AI applications save lives amid the COVID-19 crisis
A substantial impact was seen where AI played a part in medical imaging. For example, a startup called Caption Health uses AI to simplify the task of retrieving echocardiograms — a procedure proven to save lives in U.S. hospitals during the initial days of the COVID-19 crisis.
This is why AI view models like 3D U-Net — used during the recent MLPerf benchmarks — are considered crucial.
"We've worked closely with NVIDIA to bring innovations like 3 U-Net to the healthcare market," said Klaus Maier-Hein, the German Cancer Research Center's head of medical image computing at DKFZ.

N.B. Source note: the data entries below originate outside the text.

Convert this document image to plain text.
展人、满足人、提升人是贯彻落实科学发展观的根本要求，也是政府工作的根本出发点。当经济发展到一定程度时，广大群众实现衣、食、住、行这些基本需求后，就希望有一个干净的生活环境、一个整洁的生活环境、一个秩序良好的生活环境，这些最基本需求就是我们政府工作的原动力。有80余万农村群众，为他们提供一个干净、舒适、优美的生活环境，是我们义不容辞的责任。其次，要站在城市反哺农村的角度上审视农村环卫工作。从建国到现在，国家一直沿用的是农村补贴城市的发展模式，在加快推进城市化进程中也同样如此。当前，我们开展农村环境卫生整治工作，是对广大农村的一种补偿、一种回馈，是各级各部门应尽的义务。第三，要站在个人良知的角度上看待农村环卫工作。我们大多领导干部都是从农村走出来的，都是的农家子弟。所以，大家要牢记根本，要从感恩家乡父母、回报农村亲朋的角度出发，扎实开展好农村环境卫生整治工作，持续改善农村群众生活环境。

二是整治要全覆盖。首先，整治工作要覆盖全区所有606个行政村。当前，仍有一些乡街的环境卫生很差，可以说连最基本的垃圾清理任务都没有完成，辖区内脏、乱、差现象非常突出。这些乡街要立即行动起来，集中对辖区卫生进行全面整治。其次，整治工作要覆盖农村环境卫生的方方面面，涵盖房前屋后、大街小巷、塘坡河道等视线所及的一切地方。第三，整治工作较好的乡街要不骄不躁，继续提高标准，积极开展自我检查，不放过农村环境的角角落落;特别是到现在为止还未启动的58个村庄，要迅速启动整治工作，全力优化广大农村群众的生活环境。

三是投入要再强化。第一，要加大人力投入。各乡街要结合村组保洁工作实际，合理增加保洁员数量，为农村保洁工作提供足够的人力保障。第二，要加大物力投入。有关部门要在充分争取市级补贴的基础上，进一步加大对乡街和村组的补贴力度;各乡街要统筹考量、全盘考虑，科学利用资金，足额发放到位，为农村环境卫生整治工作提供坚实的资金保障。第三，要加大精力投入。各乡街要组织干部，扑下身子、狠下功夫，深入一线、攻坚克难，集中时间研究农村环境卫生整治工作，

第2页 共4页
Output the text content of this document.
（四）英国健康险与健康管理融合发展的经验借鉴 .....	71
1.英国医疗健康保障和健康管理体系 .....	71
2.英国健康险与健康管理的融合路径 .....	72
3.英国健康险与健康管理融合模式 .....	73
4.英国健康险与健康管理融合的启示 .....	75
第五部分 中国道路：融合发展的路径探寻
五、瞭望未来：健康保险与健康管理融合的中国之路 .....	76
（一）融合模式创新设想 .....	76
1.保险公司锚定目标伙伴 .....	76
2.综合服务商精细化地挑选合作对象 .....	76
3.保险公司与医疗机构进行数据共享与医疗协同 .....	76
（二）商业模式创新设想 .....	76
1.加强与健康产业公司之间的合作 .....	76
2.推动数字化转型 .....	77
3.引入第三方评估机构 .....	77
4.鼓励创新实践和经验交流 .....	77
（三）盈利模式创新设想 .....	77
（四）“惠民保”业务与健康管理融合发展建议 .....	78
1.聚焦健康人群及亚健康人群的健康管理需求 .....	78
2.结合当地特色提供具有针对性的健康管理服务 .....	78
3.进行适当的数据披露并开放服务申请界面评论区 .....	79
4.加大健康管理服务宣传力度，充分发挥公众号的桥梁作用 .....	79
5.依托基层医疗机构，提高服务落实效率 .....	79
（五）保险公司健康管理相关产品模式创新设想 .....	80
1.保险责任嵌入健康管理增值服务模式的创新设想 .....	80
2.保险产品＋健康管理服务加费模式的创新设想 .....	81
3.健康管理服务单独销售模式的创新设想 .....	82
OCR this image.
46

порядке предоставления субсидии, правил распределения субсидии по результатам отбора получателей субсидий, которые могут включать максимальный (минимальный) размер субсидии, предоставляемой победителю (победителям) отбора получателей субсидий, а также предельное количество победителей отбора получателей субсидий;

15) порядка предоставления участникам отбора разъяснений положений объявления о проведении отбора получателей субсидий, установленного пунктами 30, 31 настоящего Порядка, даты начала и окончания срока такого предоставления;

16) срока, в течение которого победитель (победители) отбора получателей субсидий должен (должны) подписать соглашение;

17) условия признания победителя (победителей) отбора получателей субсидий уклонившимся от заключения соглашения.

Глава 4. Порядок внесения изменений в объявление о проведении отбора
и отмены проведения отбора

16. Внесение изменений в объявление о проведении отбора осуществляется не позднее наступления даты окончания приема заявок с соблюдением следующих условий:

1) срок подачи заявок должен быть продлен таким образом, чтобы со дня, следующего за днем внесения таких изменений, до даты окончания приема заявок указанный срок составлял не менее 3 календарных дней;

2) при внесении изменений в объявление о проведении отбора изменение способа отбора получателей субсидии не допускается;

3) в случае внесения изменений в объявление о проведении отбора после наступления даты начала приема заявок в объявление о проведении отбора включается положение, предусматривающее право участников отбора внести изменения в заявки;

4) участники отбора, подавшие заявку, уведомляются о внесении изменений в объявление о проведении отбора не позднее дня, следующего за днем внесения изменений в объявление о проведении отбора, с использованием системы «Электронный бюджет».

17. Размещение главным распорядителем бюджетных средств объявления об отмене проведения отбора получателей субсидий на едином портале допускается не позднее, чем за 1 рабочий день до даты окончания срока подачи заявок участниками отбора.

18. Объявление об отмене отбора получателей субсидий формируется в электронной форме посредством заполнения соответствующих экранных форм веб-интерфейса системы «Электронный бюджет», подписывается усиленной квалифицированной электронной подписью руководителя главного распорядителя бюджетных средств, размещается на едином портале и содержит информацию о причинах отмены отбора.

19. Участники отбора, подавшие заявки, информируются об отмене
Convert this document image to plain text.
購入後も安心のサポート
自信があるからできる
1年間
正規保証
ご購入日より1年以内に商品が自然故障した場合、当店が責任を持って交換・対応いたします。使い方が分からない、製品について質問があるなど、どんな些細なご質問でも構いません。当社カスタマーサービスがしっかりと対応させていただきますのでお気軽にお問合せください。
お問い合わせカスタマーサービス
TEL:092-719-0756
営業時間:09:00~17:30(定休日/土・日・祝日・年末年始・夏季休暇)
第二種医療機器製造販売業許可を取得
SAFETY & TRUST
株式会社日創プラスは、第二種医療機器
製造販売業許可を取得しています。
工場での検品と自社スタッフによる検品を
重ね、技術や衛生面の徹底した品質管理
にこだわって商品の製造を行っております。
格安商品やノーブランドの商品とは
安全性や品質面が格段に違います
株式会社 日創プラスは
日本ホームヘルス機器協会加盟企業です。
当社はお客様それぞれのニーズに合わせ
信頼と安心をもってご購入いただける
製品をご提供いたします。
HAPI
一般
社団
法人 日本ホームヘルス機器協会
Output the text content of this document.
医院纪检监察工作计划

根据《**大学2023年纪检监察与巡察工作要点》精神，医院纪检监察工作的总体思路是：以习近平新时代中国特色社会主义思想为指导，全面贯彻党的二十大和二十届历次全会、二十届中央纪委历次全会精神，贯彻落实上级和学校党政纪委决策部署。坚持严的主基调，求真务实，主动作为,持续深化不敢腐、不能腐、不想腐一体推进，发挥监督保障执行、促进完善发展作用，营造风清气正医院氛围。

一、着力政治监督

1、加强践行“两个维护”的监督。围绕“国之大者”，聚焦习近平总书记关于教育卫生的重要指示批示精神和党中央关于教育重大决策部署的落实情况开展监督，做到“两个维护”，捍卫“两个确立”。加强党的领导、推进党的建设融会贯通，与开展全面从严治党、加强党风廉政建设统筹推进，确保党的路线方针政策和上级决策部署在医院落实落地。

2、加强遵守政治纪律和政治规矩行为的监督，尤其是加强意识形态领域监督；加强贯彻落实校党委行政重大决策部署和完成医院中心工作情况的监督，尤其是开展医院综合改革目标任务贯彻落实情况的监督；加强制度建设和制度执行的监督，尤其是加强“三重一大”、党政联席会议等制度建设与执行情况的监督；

"Computer vision and imaging are at the core of AI research, driving scientific discovery and representing core components of medical care. And industry-standard MLPerf benchmarks provide relevant performance data that helps IT organizations and developers accelerate their specific projects and applications," added Maier-Hein.
AI use cases in commercial settings have already made big waves. For example, Alibaba used recommendation systems in November 2019 for a $38 billion transaction in online sales during its Singles Day — the company's biggest shopping day of the year.
NVIDIA AI Inference adoption has passed 'tipping point'
Cutting through the technical noise of endless benchmarks, NVIDIA's AI Inference surpasses a significant milestone this year — with its GPUs delivering a total of more than 100 exaflops of AI inference performance throughout the public cloud in the last year.
In other words, the total cloud AI inference computing capacity running on NVIDIA GPUs overtook cloud CPUs for the first time — following a trend of growth at a factor of roughly 10 every two years.
As AI continues to grow into organizations and industries interlaced with public infrastructure, companies leading the way like NVIDIA are sure to become an all-pervasive facet of daily life. GPU-accelerated software running NVIDIA-certified OEM systems throughout cloud systems are quickly becoming less of a future inevitability than a present-day standard.